KTH Logo

Our upcoming NSDI 2022 paper “Packet Order Matters! Improving Application Performance by Deliberately Delaying Packets”

Our upcoming NSDI 2022 paper Packet Order Matters shows a surprising result: deliberately delaying packets can improve the performance of backend servers by up to about a factor of 2 (e.g., those used for Network Function Virtualization)! This applies to both throughput and latency (including the time spent in our Reframer). We show three different scenarios in which Reframer can be deployed. Source code is available here.

This is joint work with:

Hamid Ghasemirahni, Tom Barbette, Georgios P. Katsikas, Alireza Farshin, Amir Roozbeh, Massimo Girondi, Marco Chiesa, Gerald Q. Maguire Jr., and Dejan Kostić.

Full abstract is below:

Data centers increasingly deploy commodity servers with high-speed network interfaces to enable low-latency communication. However, achieving low latency at high data rates crucially depends on how the incoming traffic interacts with the system’s caches. When packets that need to be processed in the same way are consecutive, i.e., exhibit high temporal and spatial locality, caches deliver great benefits.
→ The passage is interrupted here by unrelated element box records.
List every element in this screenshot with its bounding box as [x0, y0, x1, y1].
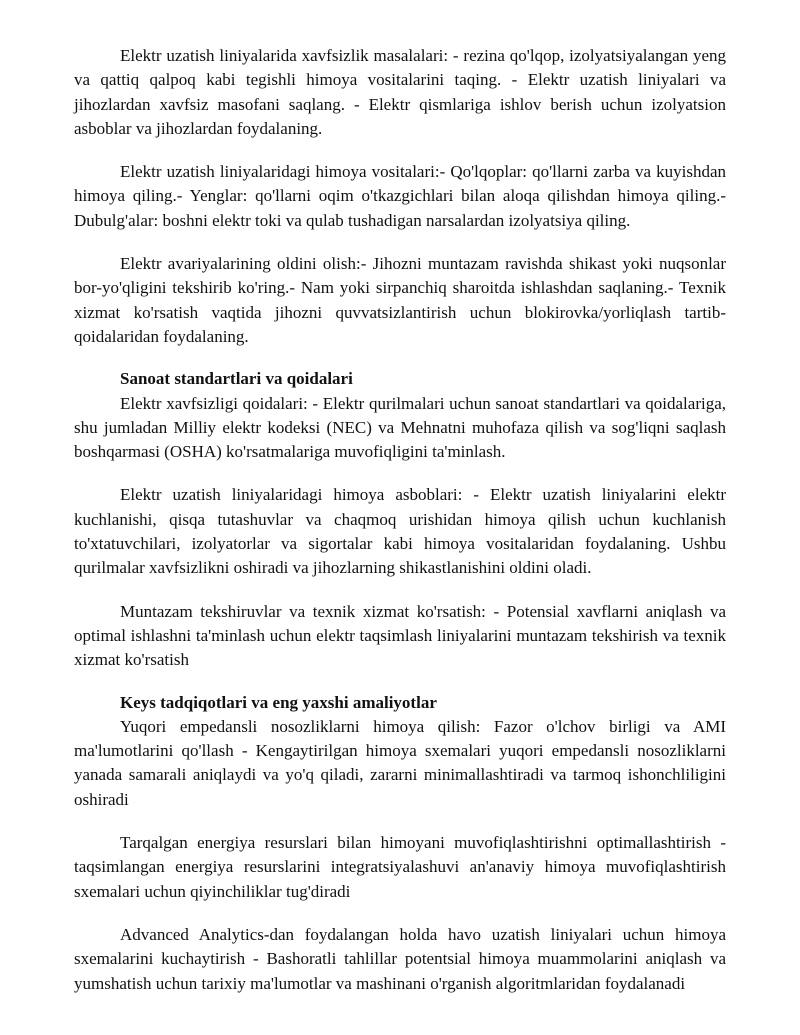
document-page [74, 44, 726, 996]
paragraph-protective-equipment: Elektr uzatish liniyalaridagi himoya vositalari:- Qo'lqoplar: qo'llarni zarba va kuyishdan himoya qiling.- Yenglar: qo'llarni oqim o'tkazgichlari bilan aloqa qilishdan himoya qiling.- Dubulg'alar: boshni elektr toki va qulab tushadigan narsalardan izolyatsiya qiling. [74, 162, 726, 230]
paragraph-protective-devices: Elektr uzatish liniyalaridagi himoya asboblari: - Elektr uzatish liniyalarini elektr kuchlanishi, qisqa tutashuvlar va chaqmoq urishidan himoya qilish uchun kuchlanish to'xtatuvchilari, izolyatorlar va sigortalar kabi himoya vositalaridan foydalaning. Ushbu qurilmalar xavfsizlikni oshiradi va jihozlarning shikastlanishini oldini oladi. [74, 485, 726, 578]
paragraph-electrical-safety-rules: Elektr xavfsizligi qoidalari: - Elektr qurilmalari uchun sanoat standartlari va qoidalariga, shu jumladan Milliy elektr kodeksi (NEC) va Mehnatni muhofaza qilish va sog'liqni saqlash boshqarmasi (OSHA) ko'rsatmalariga muvofiqligini ta'minlash. [74, 393, 726, 462]
paragraph-safety-issues: Elektr uzatish liniyalarida xavfsizlik masalalari: - rezina qo'lqop, izolyatsiyalangan yeng va qattiq qalpoq kabi tegishli himoya vositalarini taqing. - Elektr uzatish liniyalari va jihozlardan xavfsiz masofani saqlang. - Elektr qismlariga ishlov berish uchun izolyatsion asboblar va jihozlardan foydalaning. [74, 46, 726, 138]
section-heading-case-studies: Keys tadqiqotlari va eng yaxshi amaliyotlar [120, 692, 437, 712]
paragraph-inspections-maintenance: Muntazam tekshiruvlar va texnik xizmat ko'rsatish: - Potensial xavflarni aniqlash va optimal ishlashni ta'minlash uchun elektr taqsimlash liniyalarini muntazam tekshirish va texnik xizmat ko'rsatish [74, 601, 726, 670]
paragraph-accident-prevention: Elektr avariyalarining oldini olish:- Jihozni muntazam ravishda shikast yoki nuqsonlar bor-yo'qligini tekshirib ko'ring.- Nam yoki sirpanchiq sharoitda ishlashdan saqlaning.- Texnik xizmat ko'rsatish vaqtida jihozni quvvatsizlantirish uchun blokirovka/yorliqlash tartib-qoidalaridan foydalaning. [74, 254, 726, 346]
section-heading-standards: Sanoat standartlari va qoidalari [120, 369, 353, 389]
paragraph-high-impedance-faults: Yuqori empedansli nosozliklarni himoya qilish: Fazor o'lchov birligi va AMI ma'lumotlarini qo'llash - Kengaytirilgan himoya sxemalari yuqori empedansli nosozliklarni yanada samarali aniqlaydi va yo'q qiladi, zararni minimallashtiradi va tarmoq ishonchliligini oshiradi [74, 716, 726, 809]
paragraph-advanced-analytics: Advanced Analytics-dan foydalangan holda havo uzatish liniyalari uchun himoya sxemalarini kuchaytirish - Bashoratli tahlillar potentsial himoya muammolarini aniqlash va yumshatish uchun tarixiy ma'lumotlar va mashinani o'rganish algoritmlaridan foydalanadi [74, 924, 726, 993]
paragraph-distributed-resources: Tarqalgan energiya resurslari bilan himoyani muvofiqlashtirishni optimallashtirish - taqsimlangan energiya resurslarini integratsiyalashuvi an'anaviy himoya muvofiqlashtirish sxemalari uchun qiyinchiliklar tug'diradi [74, 833, 726, 901]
In this paper, we systematically study the impact of temporal and spatial traffic locality on the performance of commodity servers equipped with high-speed network interfaces. Our results show that (i) the performance of a variety of widely deployed applications degrade substantially with even the slightest lack of traffic locality, and (ii) a traffic trace from our organization reveals poor traffic locality as networking protocols, drivers, and the underlying switching/routing fabric spread packets out in time (reducing locality). To address these issues, we built Reframer, a software solution that deliberately delays packets and reorders them to increase traffic locality. Despite introducing μs-scale delays of some packets, we show that Reframer increases the throughput of a network service chain by up to 84% and reduces the flow completion time of a web server by 11% while improving its throughput by 20%.

Our PAM 2021 paper: “What you need to know about (Smart) Network Interface Cards”

In our PAM 2021 paper, we study the performance of (smart) Network Interface Cards (NICs) for widely deployed packet classification operations, focusing on four 100-200 GbE NICs from one of the largest NIC vendors worldwide.

We show that the forwarding throughput of the tested NICs sharply degrades when i) the forwarding plane is updated and ii) packets match multiple forwarding tables in the NIC.

Moreover, we uncover that the standard DPDK rule update API realizes slow & non-atomic rule updates using a sequence of rule insertion and deletion operations.

We solve this problem by introducing a direct in-memory rule update mechanism that achieves 80% higher throughput than the standard DPDK rule update API.

This is joint work with Georgios P. Katsikas, Tom Barbette, Marco Chiesa, Dejan Kostic, and Gerald Q. Maguire Jr.

Our Cheetah paper at NSDI 2020: “A High-Speed Load-Balancer Design with Guaranteed Per-Connection-Consistency”

Tom will present our Cheetah paper at NSDI 2020 this February in Santa Clara, CA. This work on load-balancing across multiple servers comes right after our RSS++ paper on intra-datacenter load balancing. The Cheetah paper is available here. This is joint work with Tom Barbette, Chen Tang, Haoran Yao, Dejan Kostić, Gerald Q. Maguire Jr., Panagiotis Papadimitratos, and Marco Chiesa.

The abstract is below:

Large service providers use load balancers to dispatch millions of incoming connections per second towards thousands of servers. There are two basic yet critical requirements for a load balancer: uniform load distribution of the incoming connections across the servers and per-connection-consistency (PCC), i.e., the ability to map packets belonging to the same connection to the same server even in the presence of changes in the number of active servers and load balancers. Yet, meeting both these requirements at the same time has been an elusive goal. Today’s load balancers minimize PCC violations at the price of non-uniform load distribution.

This paper presents Cheetah, a load balancer that supports uniform load distribution and PCC while being scalable, memory efficient, resilient to clogging attacks, and fast at processing packets. The Cheetah LB design guarantees PCC for any realizable server selection load balancing mechanism and can be deployed in both a stateless and stateful manner, depending on the operational needs. We implemented Cheetah on both a software and a Tofino-based hardware switch. Our evaluation shows that a stateless version of Cheetah guarantees PCC, has negligible packet processing overheads, and can support load balancing mechanisms that reduce the flow completion time by a factor of 2-x.

Marco’s presentation at RIPE about unpredictable Internet clouds

At the RIPE meeting in October 2019, our colleague Marco Chiesa presented some of our findings from the study on the effects of recent traffic engineering trends in public Internet. The details are in the RIPE blog post. An excerpt of our findings is shown below.

TCP RTT latency measured between two Amazon VMs deployed in Oregon and Virginia. The black dotted vertical lines highlight moments when RTT latency changed and indicate potential TE activity (such as path changes).